Staying the Course
I'm going to stray from LINQ to SQL to talk a little bit about software development in nature. In software development, developers are trying to achieve a goal of the customer you are working with. During requirements gathering, you find out all the particular details and aspects about the goal. When developing the architecture, you wonder what is the best way to get to the goal without making it too complicated or time-consuming, while making sure that the appropriate functionality is present. Hopefully, security, scalability, and maintainability are factors in heading in the direction of that goal. It is during this phase that you make certain choices about how the software should work, feel, and look, all for the purpose of achieving the goal that the customer needs and that your team needs (in the aspects of security, performance, scalability, maintainability, time consumption, etc.).
Software development is often about staying the course because as us developers think about the problem, we tend to think we have a better answer for the a small piece of the architecture at hand, or because it's the easier option.
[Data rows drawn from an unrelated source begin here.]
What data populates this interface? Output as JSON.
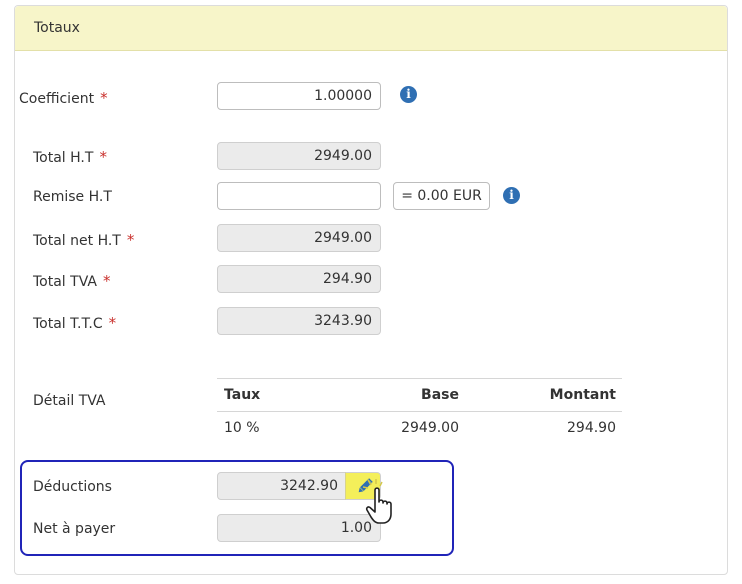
{
  "panel": {
    "title": "Totaux"
  },
  "required_mark": "*",
  "fields": {
    "coefficient": {
      "label": "Coefficient",
      "value": "1.00000"
    },
    "total_ht": {
      "label": "Total H.T",
      "value": "2949.00"
    },
    "remise_ht": {
      "label": "Remise H.T",
      "value": "",
      "converted": "= 0.00 EUR"
    },
    "total_net_ht": {
      "label": "Total net H.T",
      "value": "2949.00"
    },
    "total_tva": {
      "label": "Total TVA",
      "value": "294.90"
    },
    "total_ttc": {
      "label": "Total T.T.C",
      "value": "3243.90"
    }
  },
  "detail_tva": {
    "label": "Détail TVA",
    "headers": [
      "Taux",
      "Base",
      "Montant"
    ],
    "rows": [
      [
        "10 %",
        "2949.00",
        "294.90"
      ]
    ]
  },
  "deductions": {
    "label": "Déductions",
    "value": "3242.90"
  },
  "net_a_payer": {
    "label": "Net à payer",
    "value": "1.00"
  },
  "icons": {
    "info": "info-icon",
    "edit": "pencil-icon",
    "cursor": "hand-pointer-icon"
  },
  "colors": {
    "header_bg": "#f7f5c9",
    "required": "#c9302c",
    "highlight": "#2024b8",
    "edit_button": "#f4ef5a",
    "info": "#2f6fb3"
  }
}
Easier is never a good solution because it often strays from maintainability. For instance, it's easier to hard-code values in an application, but for maintainability it's good to put constant data in a central place. It may be easier to embed SQL code in the UI for a challenging query, but it's better, more maintainable, more performant, to put it in a proc. It may be better to code your piece of the application a different way, but from the perspective of maintanability, it's better if the code is more uniform than not.
In application development, you have to stay the course sometimes and stick to the game plan. It's often for the good of the application.